Alitalia, 100 mln per indennizzare i passeggeri

Lo Stato italiano stanzia cento milioni di euro per indennizzare i passeggeri di Alitalia che hanno acquistato un biglietto per voli previsti quando la compagnia aerea non ci sarà più per lasciare spazio a Ita. È quanto stabilisce l’ultimo decreto discusso mercoledì 30 giugno al consiglio dei ministri. Una soluzione, spiega Il Corriere della Sera, che da un lato dovrebbe ridurre il disagio per gli utenti e dall’altro potrebbe accontentare la Commissione europea. A Bruxelles, però, vogliono seguire attentamente l’iter, soprattutto vogliono capire come verranno utilizzati quei soldi, cosa che sarebbe stata comunicata dalla commissaria Margrethe Vestager ai ministri Daniele Franco (Economia) e Giancarlo Giorgetti (Sviluppo economico) nella call serale.

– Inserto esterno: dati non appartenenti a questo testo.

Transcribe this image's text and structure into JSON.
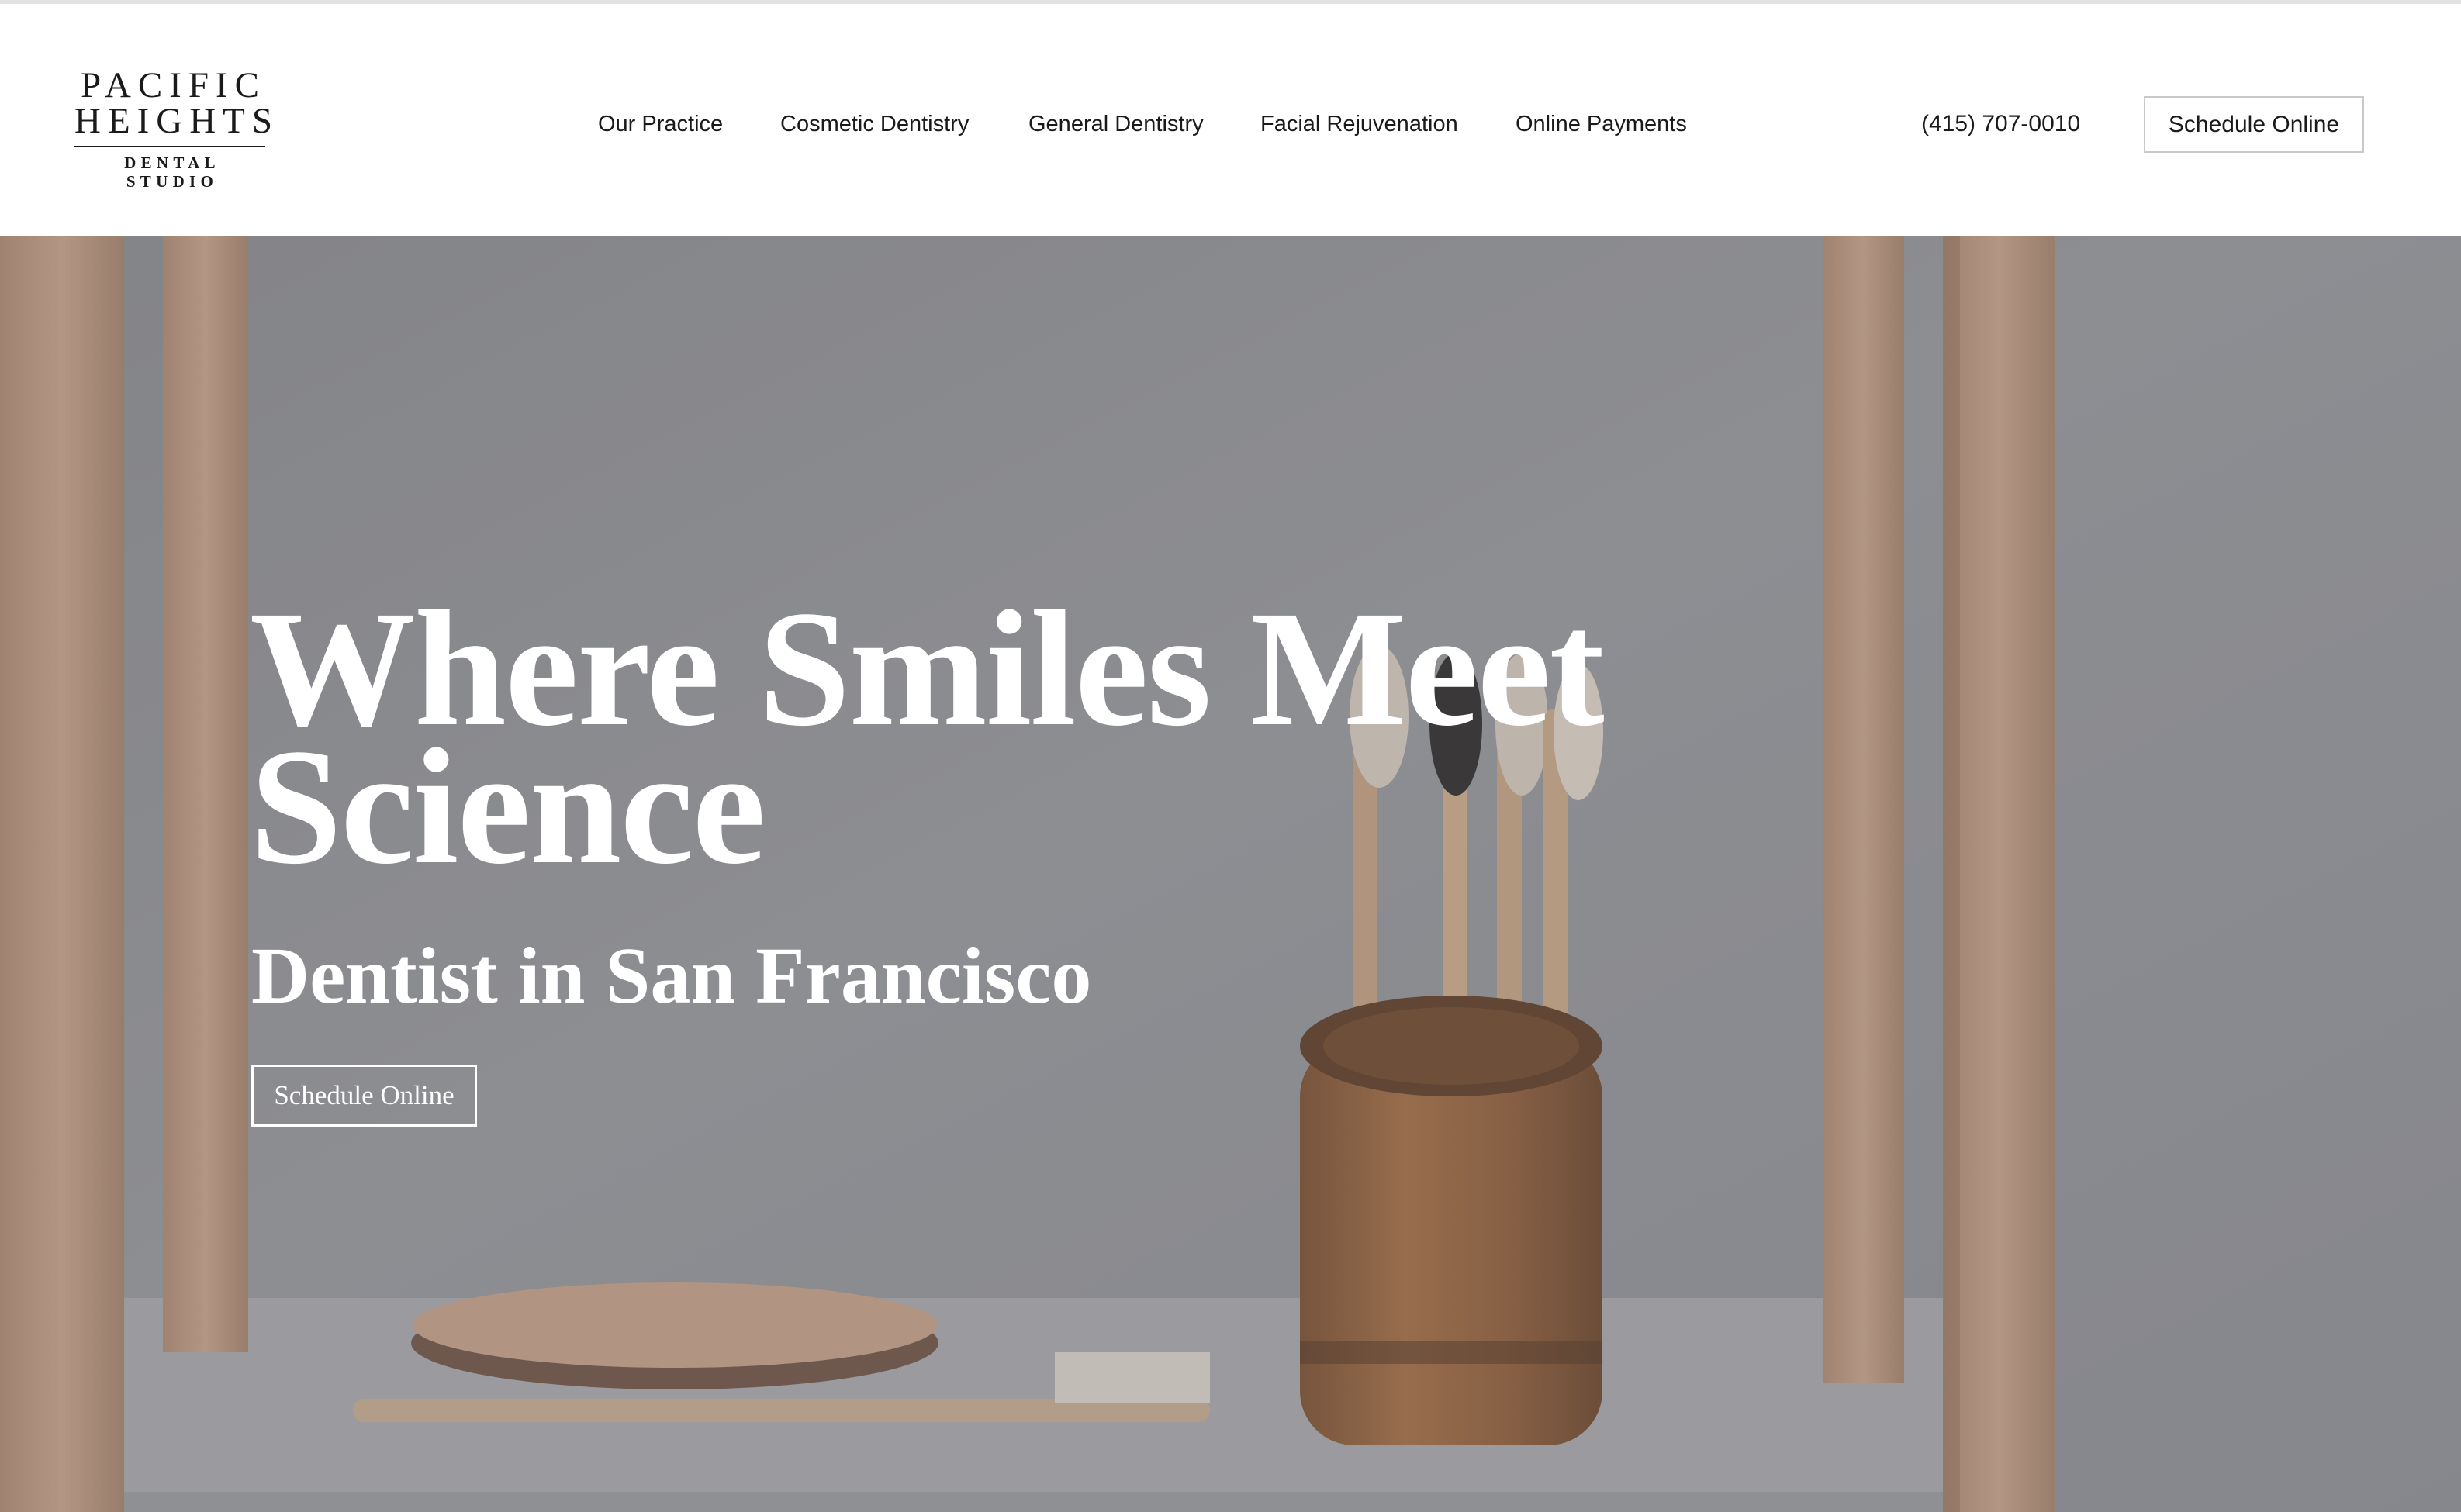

A leggere il provvedimento, analizza il quotidiano, “pare di capire che il fondo servirà soltanto a restituire il costo del biglietto acquistato con Alitalia per un volo che non si può operare altrimenti. Ma come fanno notare diversi esperti contattati dal Corriere il problema semmai è diverso: come far volare le decine di migliaia di viaggiatori dall’aeroporto di origine a quello di destinazione. Anche se la connettività è ridotta — proseguono gli esperti — le rotte di Alitalia sono di fatto coperte da altri vettori (low cost sul segmento nazionale ed europeo, tradizionali su quello intercontinentale). L’utente potrebbe dover fare scalo invece di volare direttamente, ma questo potrebbe dover far scattare l’indennizzo perché il dl lo prevede ‘nell’ipotesi in cui non sia garantito al contraente analogo servizio di trasporto’. Ma sarà lo Stato italiano a occuparsi della riprotezione dei passeggeri sulle altre compagnie? E sulla base di quali criteri? Ci saranno dei bandi anche sui biglietti prepagati? Per questo, proseguono gli esperti, i cento milioni di euro, potrebbero in realtà essere stati stanziati anche per far accomodare i passeggeri su collegamenti alternativi”.

Il tema dei biglietti, esamina Il Corriere, è una delle conseguenze dei paletti di Bruxelles: i tecnici dell’Antitrust Ue hanno deciso — tra le condizioni per far decollare Italia Trasporto Aereo e per accertarsi della discontinuità aziendale — che la newco non dovrà ereditare i biglietti emessi da Alitalia e quindi non potrà direttamente trasportare i passeggeri che avevano prenotato con il vettore in amministrazione straordinaria. Nel dl infine si sposta al 16 dicembre 2021 la restituzione del secondo prestito ponte da 400 milioni di euro erogato nel 2019 e che doveva essere ridato al Tesoro proprio il 30 giugno 2021 (più gli interessi). Non si menziona la restituzione del primo prestito — del 2017 — da 900 milioni di euro. Entrambe le somme sono oggetto di una doppia indagine Ue che sospetta si tratti di aiuti di Stato illegali.